= Aluminium battery =

Battery with an aluminium electrode

Different types of aluminium-based batteries have been investigated. Several are listed below:

- Aluminium–air battery is a non-rechargeable battery. Aluminium–air batteries (Al–air batteries) produce electricity from the reaction of oxygen in the air with aluminium. They have one of the highest energy densities of all batteries, but they are not widely used because of problems with high anode cost and byproduct removal when using traditional electrolytes.
- Aluminium-ion battery is a class of rechargeable battery in which aluminium ions provide energy.
- Aluminium–chlorine battery was patented by United States Air Force in the 1970s and designed mostly for military applications. They use aluminium anodes and chlorine on graphite substrate cathodes. Elevated temperatures are required for these batteries to be operational.
- Aluminium–sulfur battery was worked on by American researchers with great claims, although it seems that these are still far from mass production.

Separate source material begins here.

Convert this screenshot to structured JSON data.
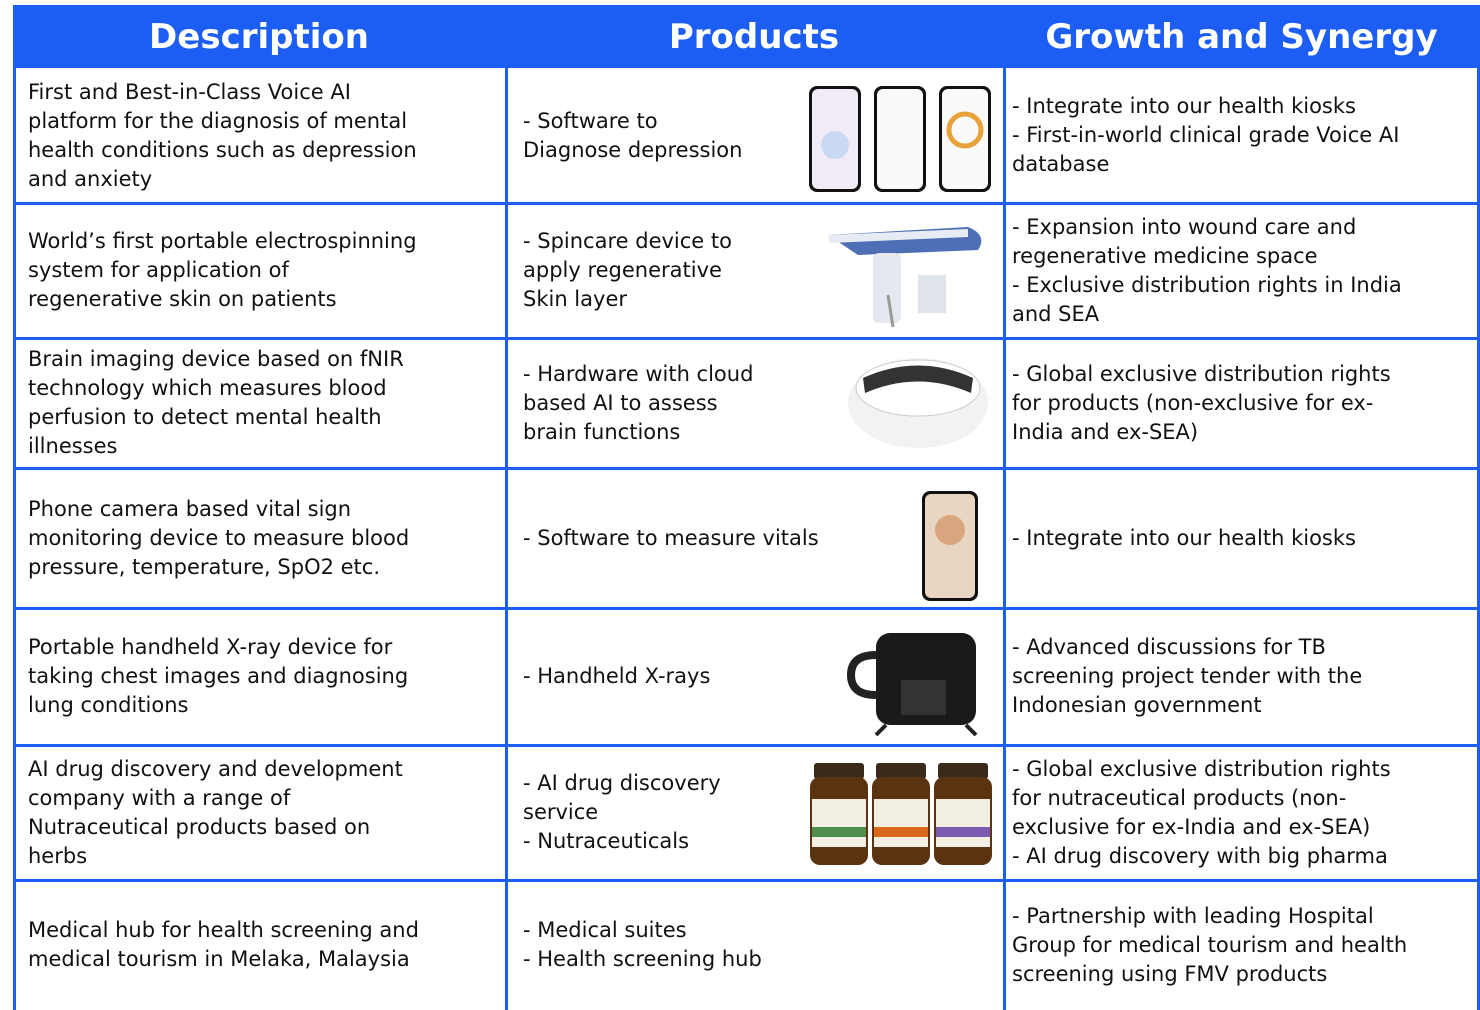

The rechargeable aluminium–sulfur battery was first demonstrated at the University of Maryland in 2016. In August 2022 MIT researchers claimed they had developed a new type of low cost inorganic ionic liquid electrolyte Aluminium sulphur battery operating at an ideal temperature of 110 degrees Celsius In 2024, researchers reported operating an aluminium sulphur batteryquaternary alkali chloroaluminate melt electrolyte below the boiling point of water, at 85 degrees Celsius.

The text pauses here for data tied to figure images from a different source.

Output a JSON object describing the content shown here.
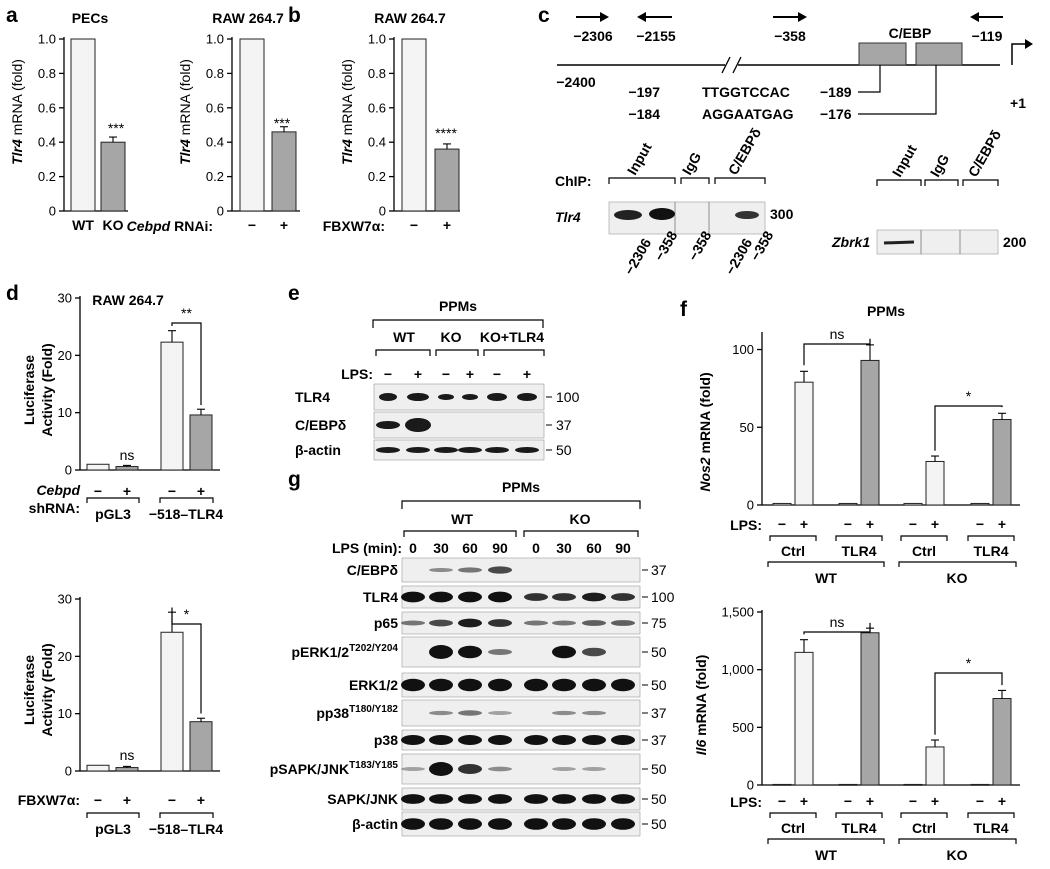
{
  "figure": {
    "panel_labels": [
      "a",
      "b",
      "c",
      "d",
      "e",
      "f",
      "g"
    ],
    "mw_markers": {
      "c_tlr4": "300",
      "c_zbrk": "200",
      "e": [
        "100",
        "37",
        "50"
      ],
      "g": [
        "37",
        "100",
        "75",
        "50",
        "50",
        "37",
        "37",
        "50",
        "50",
        "50"
      ]
    }
  },
  "a1": {
    "title": "PECs",
    "ylabel_gene": "Tlr4",
    "ylabel_rest": " mRNA (fold)",
    "xticks": [
      "WT",
      "KO"
    ],
    "sig": "***"
  },
  "a2": {
    "title": "RAW 264.7",
    "ylabel_gene": "Tlr4",
    "ylabel_rest": " mRNA (fold)",
    "cond_gene": "Cebpd",
    "cond_rest": " RNAi:",
    "xticks": [
      "−",
      "+"
    ],
    "sig": "***"
  },
  "b": {
    "title": "RAW 264.7",
    "ylabel_gene": "Tlr4",
    "ylabel_rest": " mRNA (fold)",
    "cond": "FBXW7α:",
    "xticks": [
      "−",
      "+"
    ],
    "sig": "****"
  },
  "c": {
    "primers": [
      "−2306",
      "−2155",
      "−358",
      "−119"
    ],
    "left_end": "−2400",
    "tss": "+1",
    "box_label": "C/EBP",
    "site1_start": "−197",
    "site1_seq": "TTGGTCCAC",
    "site1_end": "−189",
    "site2_start": "−184",
    "site2_seq": "AGGAATGAG",
    "site2_end": "−176",
    "chip_label": "ChIP:",
    "tlr4_gene": "Tlr4",
    "zbrk_gene": "Zbrk1",
    "lanes_tlr4": [
      "Input",
      "IgG",
      "C/EBPδ"
    ],
    "lanes_zbrk": [
      "Input",
      "IgG",
      "C/EBPδ"
    ],
    "primer_lanes": [
      "−2306",
      "−358",
      "−358",
      "−2306",
      "−358"
    ]
  },
  "d": {
    "title": "RAW 264.7",
    "ylabel1": "Luciferase",
    "ylabel2": "Activity (Fold)",
    "top_cond_gene": "Cebpd",
    "top_cond2": "shRNA:",
    "bot_cond": "FBXW7α:",
    "groups": [
      "pGL3",
      "−518–TLR4"
    ],
    "signs": [
      "−",
      "+",
      "−",
      "+"
    ],
    "top_sig": [
      "ns",
      "**"
    ],
    "bot_sig": [
      "ns",
      "*"
    ]
  },
  "e": {
    "title": "PPMs",
    "groups": [
      "WT",
      "KO",
      "KO+TLR4"
    ],
    "lps": "LPS:",
    "signs": [
      "−",
      "+",
      "−",
      "+",
      "−",
      "+"
    ],
    "rows": [
      "TLR4",
      "C/EBPδ",
      "β-actin"
    ]
  },
  "f": {
    "title": "PPMs",
    "top_ylabel_gene": "Nos2",
    "top_ylabel_rest": " mRNA (fold)",
    "bot_ylabel_gene": "Il6",
    "bot_ylabel_rest": " mRNA (fold)",
    "lps": "LPS:",
    "signs": [
      "−",
      "+",
      "−",
      "+",
      "−",
      "+",
      "−",
      "+"
    ],
    "sub": [
      "Ctrl",
      "TLR4",
      "Ctrl",
      "TLR4"
    ],
    "groups": [
      "WT",
      "KO"
    ],
    "top_sig": [
      "ns",
      "*"
    ],
    "bot_sig": [
      "ns",
      "*"
    ]
  },
  "g": {
    "title": "PPMs",
    "groups": [
      "WT",
      "KO"
    ],
    "lps": "LPS (min):",
    "times": [
      "0",
      "30",
      "60",
      "90",
      "0",
      "30",
      "60",
      "90"
    ],
    "rows": [
      {
        "name": "C/EBPδ",
        "sup": ""
      },
      {
        "name": "TLR4",
        "sup": ""
      },
      {
        "name": "p65",
        "sup": ""
      },
      {
        "name": "pERK1/2",
        "sup": "T202/Y204"
      },
      {
        "name": "ERK1/2",
        "sup": ""
      },
      {
        "name": "pp38",
        "sup": "T180/Y182"
      },
      {
        "name": "p38",
        "sup": ""
      },
      {
        "name": "pSAPK/JNK",
        "sup": "T183/Y185"
      },
      {
        "name": "SAPK/JNK",
        "sup": ""
      },
      {
        "name": "β-actin",
        "sup": ""
      }
    ]
  },
  "chart_data": [
    {
      "type": "bar",
      "panel": "a",
      "title": "PECs",
      "ylabel": "Tlr4 mRNA (fold)",
      "categories": [
        "WT",
        "KO"
      ],
      "values": [
        1.0,
        0.4
      ],
      "errors": [
        0,
        0.03
      ],
      "ylim": [
        0,
        1.0
      ],
      "yticks": [
        "0",
        "0.2",
        "0.4",
        "0.6",
        "0.8",
        "1.0"
      ]
    },
    {
      "type": "bar",
      "panel": "a",
      "title": "RAW 264.7",
      "ylabel": "Tlr4 mRNA (fold)",
      "categories": [
        "−",
        "+"
      ],
      "values": [
        1.0,
        0.46
      ],
      "errors": [
        0,
        0.03
      ],
      "ylim": [
        0,
        1.0
      ],
      "yticks": [
        "0",
        "0.2",
        "0.4",
        "0.6",
        "0.8",
        "1.0"
      ]
    },
    {
      "type": "bar",
      "panel": "b",
      "title": "RAW 264.7",
      "ylabel": "Tlr4 mRNA (fold)",
      "categories": [
        "−",
        "+"
      ],
      "values": [
        1.0,
        0.36
      ],
      "errors": [
        0,
        0.03
      ],
      "ylim": [
        0,
        1.0
      ],
      "yticks": [
        "0",
        "0.2",
        "0.4",
        "0.6",
        "0.8",
        "1.0"
      ]
    },
    {
      "type": "bar",
      "panel": "d",
      "ylabel": "Luciferase Activity (Fold)",
      "categories": [
        "pGL3 −",
        "pGL3 +",
        "−518–TLR4 −",
        "−518–TLR4 +"
      ],
      "values": [
        1.0,
        0.6,
        22.3,
        9.6
      ],
      "errors": [
        0,
        0.2,
        2.0,
        1.0
      ],
      "ylim": [
        0,
        30
      ],
      "yticks": [
        "0",
        "10",
        "20",
        "30"
      ]
    },
    {
      "type": "bar",
      "panel": "d",
      "ylabel": "Luciferase Activity (Fold)",
      "categories": [
        "pGL3 −",
        "pGL3 +",
        "−518–TLR4 −",
        "−518–TLR4 +"
      ],
      "values": [
        1.0,
        0.6,
        24.2,
        8.6
      ],
      "errors": [
        0,
        0.2,
        3.5,
        0.6
      ],
      "ylim": [
        0,
        30
      ],
      "yticks": [
        "0",
        "10",
        "20",
        "30"
      ]
    },
    {
      "type": "bar",
      "panel": "f",
      "ylabel": "Nos2 mRNA (fold)",
      "categories": [
        "WT Ctrl −",
        "WT Ctrl +",
        "WT TLR4 −",
        "WT TLR4 +",
        "KO Ctrl −",
        "KO Ctrl +",
        "KO TLR4 −",
        "KO TLR4 +"
      ],
      "values": [
        1,
        79,
        1,
        93,
        1,
        28,
        1,
        55
      ],
      "errors": [
        0,
        7,
        0,
        10,
        0,
        3.5,
        0,
        4
      ],
      "ylim": [
        0,
        110
      ],
      "yticks": [
        "0",
        "50",
        "100"
      ]
    },
    {
      "type": "bar",
      "panel": "f",
      "ylabel": "Il6 mRNA (fold)",
      "categories": [
        "WT Ctrl −",
        "WT Ctrl +",
        "WT TLR4 −",
        "WT TLR4 +",
        "KO Ctrl −",
        "KO Ctrl +",
        "KO TLR4 −",
        "KO TLR4 +"
      ],
      "values": [
        5,
        1150,
        5,
        1320,
        5,
        330,
        5,
        750
      ],
      "errors": [
        0,
        110,
        0,
        40,
        0,
        60,
        0,
        70
      ],
      "ylim": [
        0,
        1500
      ],
      "yticks": [
        "0",
        "500",
        "1,000",
        "1,500"
      ]
    }
  ]
}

- Al–Fe–O, Al–Cu–O and Al–Fe–OH batteries were proposed by some researchers for military hybrid vehicles. Corresponding practical specific energies claimed are 455, 440 and 380 Wh/kg.

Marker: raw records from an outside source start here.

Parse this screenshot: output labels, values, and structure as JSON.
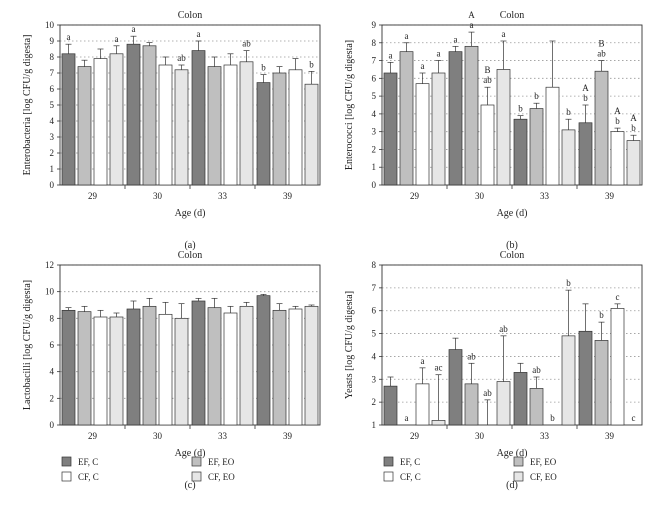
{
  "legend": [
    {
      "series": "EF, C",
      "label": "EF, C",
      "color": "#7f7f7f"
    },
    {
      "series": "EF, EO",
      "label": "EF, EO",
      "color": "#bfbfbf"
    },
    {
      "series": "CF, C",
      "label": "CF, C",
      "color": "#ffffff"
    },
    {
      "series": "CF, EO",
      "label": "CF, EO",
      "color": "#e6e6e6"
    }
  ],
  "chart_data": [
    {
      "type": "bar",
      "panel_label": "(a)",
      "title": "Colon",
      "xlabel": "Age (d)",
      "ylabel": "Enterobacteria [log CFU/g digesta]",
      "ylim": [
        0,
        10
      ],
      "yticks": [
        0,
        1,
        2,
        3,
        4,
        5,
        6,
        7,
        8,
        9,
        10
      ],
      "grid": true,
      "categories": [
        "29",
        "30",
        "33",
        "39"
      ],
      "series": [
        {
          "name": "EF, C",
          "values": [
            8.2,
            8.8,
            8.4,
            6.4
          ],
          "errors": [
            0.6,
            0.5,
            0.6,
            0.5
          ],
          "labels": [
            "a",
            "a",
            "a",
            "b"
          ]
        },
        {
          "name": "EF, EO",
          "values": [
            7.4,
            8.7,
            7.4,
            7.0
          ],
          "errors": [
            0.4,
            0.2,
            0.6,
            0.4
          ],
          "labels": [
            "",
            "",
            "",
            ""
          ]
        },
        {
          "name": "CF, C",
          "values": [
            7.9,
            7.5,
            7.5,
            7.2
          ],
          "errors": [
            0.6,
            0.5,
            0.7,
            0.7
          ],
          "labels": [
            "",
            "",
            "",
            ""
          ]
        },
        {
          "name": "CF, EO",
          "values": [
            8.2,
            7.2,
            7.7,
            6.3
          ],
          "errors": [
            0.5,
            0.3,
            0.7,
            0.8
          ],
          "labels": [
            "a",
            "ab",
            "ab",
            "b"
          ]
        }
      ]
    },
    {
      "type": "bar",
      "panel_label": "(b)",
      "title": "Colon",
      "xlabel": "Age (d)",
      "ylabel": "Enterococci [log CFU/g digesta]",
      "ylim": [
        0,
        9
      ],
      "yticks": [
        0,
        1,
        2,
        3,
        4,
        5,
        6,
        7,
        8,
        9
      ],
      "grid": true,
      "categories": [
        "29",
        "30",
        "33",
        "39"
      ],
      "series": [
        {
          "name": "EF, C",
          "values": [
            6.3,
            7.5,
            3.7,
            3.5
          ],
          "errors": [
            0.6,
            0.3,
            0.2,
            1.0
          ],
          "labels": [
            "a",
            "a",
            "b",
            "A\nb"
          ]
        },
        {
          "name": "EF, EO",
          "values": [
            7.5,
            7.8,
            4.3,
            6.4
          ],
          "errors": [
            0.5,
            0.8,
            0.3,
            0.6
          ],
          "labels": [
            "a",
            "A\na",
            "b",
            "B\nab"
          ]
        },
        {
          "name": "CF, C",
          "values": [
            5.7,
            4.5,
            5.5,
            3.0
          ],
          "errors": [
            0.6,
            1.0,
            2.6,
            0.2
          ],
          "labels": [
            "a",
            "B\nab",
            "",
            "A\nb"
          ]
        },
        {
          "name": "CF, EO",
          "values": [
            6.3,
            6.5,
            3.1,
            2.5
          ],
          "errors": [
            0.7,
            1.6,
            0.6,
            0.3
          ],
          "labels": [
            "a",
            "a",
            "b",
            "A\nb"
          ]
        }
      ]
    },
    {
      "type": "bar",
      "panel_label": "(c)",
      "title": "Colon",
      "xlabel": "Age (d)",
      "ylabel": "Lactobacilli [log CFU/g digesta]",
      "ylim": [
        0,
        12
      ],
      "yticks": [
        0,
        2,
        4,
        6,
        8,
        10,
        12
      ],
      "grid": true,
      "categories": [
        "29",
        "30",
        "33",
        "39"
      ],
      "series": [
        {
          "name": "EF, C",
          "values": [
            8.6,
            8.7,
            9.3,
            9.7
          ],
          "errors": [
            0.2,
            0.6,
            0.2,
            0.1
          ],
          "labels": [
            "",
            "",
            "",
            ""
          ]
        },
        {
          "name": "EF, EO",
          "values": [
            8.5,
            8.9,
            8.8,
            8.6
          ],
          "errors": [
            0.4,
            0.6,
            0.7,
            0.5
          ],
          "labels": [
            "",
            "",
            "",
            ""
          ]
        },
        {
          "name": "CF, C",
          "values": [
            8.1,
            8.3,
            8.4,
            8.7
          ],
          "errors": [
            0.5,
            0.9,
            0.5,
            0.2
          ],
          "labels": [
            "",
            "",
            "",
            ""
          ]
        },
        {
          "name": "CF, EO",
          "values": [
            8.1,
            8.0,
            8.9,
            8.9
          ],
          "errors": [
            0.3,
            1.1,
            0.3,
            0.1
          ],
          "labels": [
            "",
            "",
            "",
            ""
          ]
        }
      ]
    },
    {
      "type": "bar",
      "panel_label": "(d)",
      "title": "Colon",
      "xlabel": "Age (d)",
      "ylabel": "Yeasts [log CFU/g digesta]",
      "ylim": [
        1,
        8
      ],
      "yticks": [
        1,
        2,
        3,
        4,
        5,
        6,
        7,
        8
      ],
      "grid": true,
      "categories": [
        "29",
        "30",
        "33",
        "39"
      ],
      "series": [
        {
          "name": "EF, C",
          "values": [
            2.7,
            4.3,
            3.3,
            5.1
          ],
          "errors": [
            0.4,
            0.5,
            0.4,
            1.2
          ],
          "labels": [
            "",
            "",
            "",
            ""
          ]
        },
        {
          "name": "EF, EO",
          "values": [
            1.0,
            2.8,
            2.6,
            4.7
          ],
          "errors": [
            0,
            0.9,
            0.5,
            0.8
          ],
          "labels": [
            "a",
            "ab",
            "ab",
            "b"
          ]
        },
        {
          "name": "CF, C",
          "values": [
            2.8,
            1.0,
            1.0,
            6.1
          ],
          "errors": [
            0.7,
            1.1,
            0,
            0.2
          ],
          "labels": [
            "a",
            "ab",
            "b",
            "c"
          ]
        },
        {
          "name": "CF, EO",
          "values": [
            1.2,
            2.9,
            4.9,
            1.0
          ],
          "errors": [
            2.0,
            2.0,
            2.0,
            0
          ],
          "labels": [
            "ac",
            "ab",
            "b",
            "c"
          ]
        }
      ]
    }
  ]
}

- Al–MnO manganese-dioxide battery using acidic electrolyte. These produce a high voltage of 1.9 volts. Another variation uses a base (potassium hydroxide) as the anolyte and sulfuric acid as the catholyte. The two parts being separated by a slightly permeable film to avoid mixing of the electrolyte in both half cells. This configuration gives a high voltage of 2.6–2.85 volts.
- Al–glass system. As reported in an Italian patent by Baiocchi, in the interface between common silica glass and aluminium foil (no other components are required) at a temperature near the melting point of the metal, an electric voltage is generated with an electric current passing through when the system is closed onto a resistive load. The phenomenon was first observed by Baiocchi, and after Dell'Era et al. (2013). began the study and the characterization of this electrochemical system.